DID YOU KNOW that Sen. Alan Cranston (D- Calif.) spent $1.6 million in mail sent out under the frank -- Congress's free mailing provision -- during July, August and September this year? Probably not, since the figures were made public for the first time Monday, thanks to a rule change sought by Sen. Charles Mathias (R-Md.). Some senators are clearly embarrassed. Mr. Cranston, for one, has some ready excuses. He represents a large state, he says, and ranks only "14th in the Senate on per constituent mailing costs." The 13 senators who spend more than Mr. Cranston on a per capita basis spent "nearly twice as much money as I" -- Mr. Cranston saves us the trouble of calculating: it's $3,084,827 -- "to communicate with roughly the same number of constituents."
He might have added that it's hard to separate the wheat of useful communication between an elected official and his constituents from the chaff of pre-election puffery. But keep in mind that personal letters to constituents and committee business account for less than 10 percent of the cost of congressional mail. That cost rose from $43 million in 1979 to an estimated $144 million this year. Most of the cost goes for unsolicited mass mailings and newsletters. There's something to be said for letting public officials communicate directly with constituents. But it's also clear that the congressional mail budget pays for a lot more chaff than wheat.

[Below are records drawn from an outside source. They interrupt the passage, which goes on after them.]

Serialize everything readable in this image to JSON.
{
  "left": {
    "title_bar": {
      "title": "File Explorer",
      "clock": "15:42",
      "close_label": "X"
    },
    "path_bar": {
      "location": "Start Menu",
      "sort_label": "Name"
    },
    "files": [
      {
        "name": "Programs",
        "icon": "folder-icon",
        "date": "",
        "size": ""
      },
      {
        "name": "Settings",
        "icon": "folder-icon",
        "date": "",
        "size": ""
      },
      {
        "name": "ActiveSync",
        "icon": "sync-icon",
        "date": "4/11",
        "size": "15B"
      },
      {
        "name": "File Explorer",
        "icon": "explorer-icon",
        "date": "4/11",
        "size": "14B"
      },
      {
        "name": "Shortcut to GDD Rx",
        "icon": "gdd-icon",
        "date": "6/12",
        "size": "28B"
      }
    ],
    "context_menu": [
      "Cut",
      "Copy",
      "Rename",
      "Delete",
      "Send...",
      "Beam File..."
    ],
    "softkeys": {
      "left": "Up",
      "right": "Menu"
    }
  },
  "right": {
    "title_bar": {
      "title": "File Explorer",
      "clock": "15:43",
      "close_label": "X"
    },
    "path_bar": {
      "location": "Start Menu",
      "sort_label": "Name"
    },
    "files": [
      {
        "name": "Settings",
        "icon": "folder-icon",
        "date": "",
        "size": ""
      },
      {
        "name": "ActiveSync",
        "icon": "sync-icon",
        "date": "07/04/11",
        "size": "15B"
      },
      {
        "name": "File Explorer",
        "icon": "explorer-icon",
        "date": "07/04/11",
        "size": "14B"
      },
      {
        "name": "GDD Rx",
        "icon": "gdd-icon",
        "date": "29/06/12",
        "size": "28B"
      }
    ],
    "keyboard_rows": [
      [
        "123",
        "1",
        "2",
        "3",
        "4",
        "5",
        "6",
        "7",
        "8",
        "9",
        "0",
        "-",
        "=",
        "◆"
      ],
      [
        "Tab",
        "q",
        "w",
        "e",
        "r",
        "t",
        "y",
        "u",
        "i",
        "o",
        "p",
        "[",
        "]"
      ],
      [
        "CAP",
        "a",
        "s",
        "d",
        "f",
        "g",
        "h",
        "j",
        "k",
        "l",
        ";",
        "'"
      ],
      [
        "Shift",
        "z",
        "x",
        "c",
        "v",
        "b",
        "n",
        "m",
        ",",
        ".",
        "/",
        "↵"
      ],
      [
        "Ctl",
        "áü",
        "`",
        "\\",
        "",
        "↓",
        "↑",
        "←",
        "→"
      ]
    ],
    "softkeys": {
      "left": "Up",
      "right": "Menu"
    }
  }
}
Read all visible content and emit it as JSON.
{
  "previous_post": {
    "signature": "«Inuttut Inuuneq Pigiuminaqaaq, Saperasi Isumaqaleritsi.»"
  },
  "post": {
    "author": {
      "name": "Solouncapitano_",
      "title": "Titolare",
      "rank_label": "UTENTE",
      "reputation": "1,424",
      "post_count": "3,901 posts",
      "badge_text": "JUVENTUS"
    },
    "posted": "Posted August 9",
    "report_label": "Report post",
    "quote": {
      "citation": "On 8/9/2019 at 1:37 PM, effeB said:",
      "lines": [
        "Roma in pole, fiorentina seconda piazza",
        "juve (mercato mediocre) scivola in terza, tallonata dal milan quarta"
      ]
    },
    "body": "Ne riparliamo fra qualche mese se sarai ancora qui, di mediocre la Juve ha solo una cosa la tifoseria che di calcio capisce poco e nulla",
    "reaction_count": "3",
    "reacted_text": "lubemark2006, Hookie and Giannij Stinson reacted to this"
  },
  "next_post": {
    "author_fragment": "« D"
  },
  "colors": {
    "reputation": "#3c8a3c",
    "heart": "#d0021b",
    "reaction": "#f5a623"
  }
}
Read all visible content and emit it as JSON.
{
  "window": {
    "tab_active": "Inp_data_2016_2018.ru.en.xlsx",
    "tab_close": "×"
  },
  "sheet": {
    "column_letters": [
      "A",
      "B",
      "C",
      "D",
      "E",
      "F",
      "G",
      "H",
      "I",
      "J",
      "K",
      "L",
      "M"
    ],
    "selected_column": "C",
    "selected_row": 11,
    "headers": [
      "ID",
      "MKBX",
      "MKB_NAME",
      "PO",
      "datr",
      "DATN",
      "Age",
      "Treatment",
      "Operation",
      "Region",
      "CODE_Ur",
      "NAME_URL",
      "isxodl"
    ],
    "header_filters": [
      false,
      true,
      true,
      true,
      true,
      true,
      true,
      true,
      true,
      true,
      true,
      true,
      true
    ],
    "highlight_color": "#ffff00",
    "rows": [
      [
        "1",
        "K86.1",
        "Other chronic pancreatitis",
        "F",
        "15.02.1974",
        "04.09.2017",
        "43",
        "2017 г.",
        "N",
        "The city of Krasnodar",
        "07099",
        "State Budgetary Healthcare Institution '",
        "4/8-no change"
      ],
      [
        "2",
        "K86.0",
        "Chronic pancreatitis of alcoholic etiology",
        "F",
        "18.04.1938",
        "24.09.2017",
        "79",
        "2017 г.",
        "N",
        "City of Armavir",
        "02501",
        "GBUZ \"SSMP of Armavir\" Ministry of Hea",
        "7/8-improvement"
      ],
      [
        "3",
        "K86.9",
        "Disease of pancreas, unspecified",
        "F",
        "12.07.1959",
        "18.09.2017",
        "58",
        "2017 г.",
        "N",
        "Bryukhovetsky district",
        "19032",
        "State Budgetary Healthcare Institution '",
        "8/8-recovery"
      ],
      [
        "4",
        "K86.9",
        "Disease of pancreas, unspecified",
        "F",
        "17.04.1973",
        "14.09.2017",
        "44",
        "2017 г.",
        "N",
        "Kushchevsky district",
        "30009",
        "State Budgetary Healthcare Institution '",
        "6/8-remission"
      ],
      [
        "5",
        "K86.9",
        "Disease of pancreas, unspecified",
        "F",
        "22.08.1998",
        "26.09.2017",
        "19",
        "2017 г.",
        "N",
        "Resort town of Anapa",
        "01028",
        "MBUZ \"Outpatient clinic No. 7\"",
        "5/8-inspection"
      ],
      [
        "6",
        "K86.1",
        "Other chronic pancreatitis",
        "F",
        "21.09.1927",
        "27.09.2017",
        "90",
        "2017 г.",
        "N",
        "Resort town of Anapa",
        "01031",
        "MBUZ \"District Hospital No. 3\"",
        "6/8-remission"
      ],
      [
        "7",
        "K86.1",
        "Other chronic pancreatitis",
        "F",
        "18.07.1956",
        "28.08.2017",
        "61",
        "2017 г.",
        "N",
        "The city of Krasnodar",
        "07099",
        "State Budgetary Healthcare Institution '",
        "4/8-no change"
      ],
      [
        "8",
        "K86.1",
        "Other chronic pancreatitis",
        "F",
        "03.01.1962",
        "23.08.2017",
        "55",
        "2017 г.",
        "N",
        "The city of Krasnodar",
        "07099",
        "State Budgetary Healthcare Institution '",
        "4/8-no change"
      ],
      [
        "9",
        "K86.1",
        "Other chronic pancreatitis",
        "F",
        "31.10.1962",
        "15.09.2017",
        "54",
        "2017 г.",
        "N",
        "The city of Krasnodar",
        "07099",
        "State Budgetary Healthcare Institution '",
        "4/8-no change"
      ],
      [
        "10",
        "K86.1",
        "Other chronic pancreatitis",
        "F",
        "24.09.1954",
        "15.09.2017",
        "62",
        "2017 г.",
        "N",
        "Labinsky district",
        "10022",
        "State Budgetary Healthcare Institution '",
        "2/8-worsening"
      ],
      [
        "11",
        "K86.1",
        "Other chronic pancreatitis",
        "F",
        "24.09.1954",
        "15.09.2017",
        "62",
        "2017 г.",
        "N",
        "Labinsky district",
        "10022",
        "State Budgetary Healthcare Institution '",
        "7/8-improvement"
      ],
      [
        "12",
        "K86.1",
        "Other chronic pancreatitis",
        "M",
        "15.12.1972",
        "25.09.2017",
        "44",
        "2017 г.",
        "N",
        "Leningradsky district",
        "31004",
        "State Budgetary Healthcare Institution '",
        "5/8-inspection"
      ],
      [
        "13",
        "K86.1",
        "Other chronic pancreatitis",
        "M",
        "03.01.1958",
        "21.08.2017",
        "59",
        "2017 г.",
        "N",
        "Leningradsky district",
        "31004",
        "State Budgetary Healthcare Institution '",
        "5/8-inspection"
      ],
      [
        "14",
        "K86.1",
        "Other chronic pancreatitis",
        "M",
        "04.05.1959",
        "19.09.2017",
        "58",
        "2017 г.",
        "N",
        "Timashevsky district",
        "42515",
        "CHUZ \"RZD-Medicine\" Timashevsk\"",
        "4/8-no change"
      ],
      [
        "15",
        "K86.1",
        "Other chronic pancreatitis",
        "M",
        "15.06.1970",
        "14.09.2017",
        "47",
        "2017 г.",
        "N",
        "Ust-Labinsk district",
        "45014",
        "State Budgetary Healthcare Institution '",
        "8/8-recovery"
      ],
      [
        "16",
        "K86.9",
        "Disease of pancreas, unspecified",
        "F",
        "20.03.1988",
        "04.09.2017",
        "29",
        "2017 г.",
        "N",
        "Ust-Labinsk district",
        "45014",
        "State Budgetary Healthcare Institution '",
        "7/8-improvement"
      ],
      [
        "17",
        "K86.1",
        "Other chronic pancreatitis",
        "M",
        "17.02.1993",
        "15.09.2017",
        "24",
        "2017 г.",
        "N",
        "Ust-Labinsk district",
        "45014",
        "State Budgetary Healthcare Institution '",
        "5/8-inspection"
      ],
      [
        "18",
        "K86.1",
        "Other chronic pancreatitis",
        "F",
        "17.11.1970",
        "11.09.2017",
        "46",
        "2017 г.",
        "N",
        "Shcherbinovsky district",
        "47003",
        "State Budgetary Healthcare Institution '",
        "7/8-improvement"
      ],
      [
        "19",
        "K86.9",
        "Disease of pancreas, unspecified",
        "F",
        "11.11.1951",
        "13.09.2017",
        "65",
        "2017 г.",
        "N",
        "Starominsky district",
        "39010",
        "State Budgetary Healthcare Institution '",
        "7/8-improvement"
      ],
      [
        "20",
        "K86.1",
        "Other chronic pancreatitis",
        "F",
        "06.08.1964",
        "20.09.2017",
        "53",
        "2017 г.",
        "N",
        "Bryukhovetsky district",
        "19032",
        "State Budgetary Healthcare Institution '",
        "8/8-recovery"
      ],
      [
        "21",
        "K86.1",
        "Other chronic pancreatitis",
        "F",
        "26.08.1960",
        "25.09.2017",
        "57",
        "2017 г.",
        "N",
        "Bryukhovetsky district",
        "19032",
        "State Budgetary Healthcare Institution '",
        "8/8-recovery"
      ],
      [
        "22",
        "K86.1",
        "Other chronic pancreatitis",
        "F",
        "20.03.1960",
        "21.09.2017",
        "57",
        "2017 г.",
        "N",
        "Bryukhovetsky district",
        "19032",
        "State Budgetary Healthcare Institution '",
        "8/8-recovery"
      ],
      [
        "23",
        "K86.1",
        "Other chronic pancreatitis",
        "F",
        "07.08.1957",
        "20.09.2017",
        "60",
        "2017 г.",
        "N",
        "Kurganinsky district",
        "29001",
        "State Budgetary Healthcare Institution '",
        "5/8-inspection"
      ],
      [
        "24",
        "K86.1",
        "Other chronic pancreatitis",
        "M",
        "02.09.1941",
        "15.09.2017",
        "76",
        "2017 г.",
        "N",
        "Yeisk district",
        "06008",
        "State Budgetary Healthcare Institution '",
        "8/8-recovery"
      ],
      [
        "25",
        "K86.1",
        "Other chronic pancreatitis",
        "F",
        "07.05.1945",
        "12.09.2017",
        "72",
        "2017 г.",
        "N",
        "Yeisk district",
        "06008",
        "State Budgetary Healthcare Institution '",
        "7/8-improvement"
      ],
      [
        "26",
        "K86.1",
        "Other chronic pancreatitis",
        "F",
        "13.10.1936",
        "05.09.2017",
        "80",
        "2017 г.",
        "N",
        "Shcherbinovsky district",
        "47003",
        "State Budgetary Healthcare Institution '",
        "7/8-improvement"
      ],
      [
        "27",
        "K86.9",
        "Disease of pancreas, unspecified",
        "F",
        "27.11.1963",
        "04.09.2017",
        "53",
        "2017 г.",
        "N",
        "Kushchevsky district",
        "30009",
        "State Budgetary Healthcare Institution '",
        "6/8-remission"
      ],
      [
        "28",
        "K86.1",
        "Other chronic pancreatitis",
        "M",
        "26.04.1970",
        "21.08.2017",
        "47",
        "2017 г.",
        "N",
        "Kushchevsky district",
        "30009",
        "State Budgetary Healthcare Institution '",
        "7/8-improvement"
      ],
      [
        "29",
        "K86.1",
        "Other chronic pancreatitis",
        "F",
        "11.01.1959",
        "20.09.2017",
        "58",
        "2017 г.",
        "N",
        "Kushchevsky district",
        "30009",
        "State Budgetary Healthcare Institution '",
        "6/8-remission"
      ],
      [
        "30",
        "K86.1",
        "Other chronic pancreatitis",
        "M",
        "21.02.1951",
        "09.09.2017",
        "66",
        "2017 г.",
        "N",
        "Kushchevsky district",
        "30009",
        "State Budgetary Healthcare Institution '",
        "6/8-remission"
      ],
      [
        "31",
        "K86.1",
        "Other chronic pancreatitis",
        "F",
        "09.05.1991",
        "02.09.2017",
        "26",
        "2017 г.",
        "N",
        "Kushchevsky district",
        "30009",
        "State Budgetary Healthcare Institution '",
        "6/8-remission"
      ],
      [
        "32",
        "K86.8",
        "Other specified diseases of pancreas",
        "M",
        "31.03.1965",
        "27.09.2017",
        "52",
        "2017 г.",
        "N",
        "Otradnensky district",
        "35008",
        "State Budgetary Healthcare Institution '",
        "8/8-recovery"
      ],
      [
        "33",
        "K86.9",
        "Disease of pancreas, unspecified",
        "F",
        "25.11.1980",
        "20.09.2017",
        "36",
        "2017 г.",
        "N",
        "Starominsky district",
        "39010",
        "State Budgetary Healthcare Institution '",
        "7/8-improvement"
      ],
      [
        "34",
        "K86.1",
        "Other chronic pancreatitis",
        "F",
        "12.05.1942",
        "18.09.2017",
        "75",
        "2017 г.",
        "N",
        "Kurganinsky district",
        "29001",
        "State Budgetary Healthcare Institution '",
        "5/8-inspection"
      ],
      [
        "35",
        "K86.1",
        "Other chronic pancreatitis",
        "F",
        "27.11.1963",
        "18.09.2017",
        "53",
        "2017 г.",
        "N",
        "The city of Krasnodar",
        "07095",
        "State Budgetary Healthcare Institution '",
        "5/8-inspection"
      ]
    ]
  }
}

This is true even though the law regulates the amount of material sent out under the frank during the months just before elections and the content of this franked mail. The idea is to prohibit blatant electioneering. But it's also clear that the frank remains a political asset, used shamelessly by incumbents of all political stripes, from the liberal-minded Mr. Cranston to the otherwise tight-fisted Sen. Charles Grassley (R-Iowa). Heavy use of franked mail gives incumbents an unfair advantage and puts challengers at an unfair disadvantage.
Two things can be done about this. One is to reduce the volume of congressional mail. We hope that the airing of the amounts spent by senators even in this nonelection year helps bring that about. The second thing is to make sure, now that Congress has suddenly been seized by a desire to do something about the way campaigns are financed, that any changes reduce rather than increase incumbents' unfair advantage. That means when you start fiddling with the campaign finance laws, not to reduce significantly the amount of money candidates, especially challengers, can raise or spend; it may very well mean raising the contribution limits if only to make up for their erosion by inflation since they were set in the early 1970s. The problem with campaign finance today is not that too much money flows through the system, but the way it flows. Incumbents should not be allowed to vote in a system that, accidentally or on purpose, cuts off the flow of money to challengers and cements in the unfair advantage now enjoyed by Mr. Cranston and his frank-happy colleagues.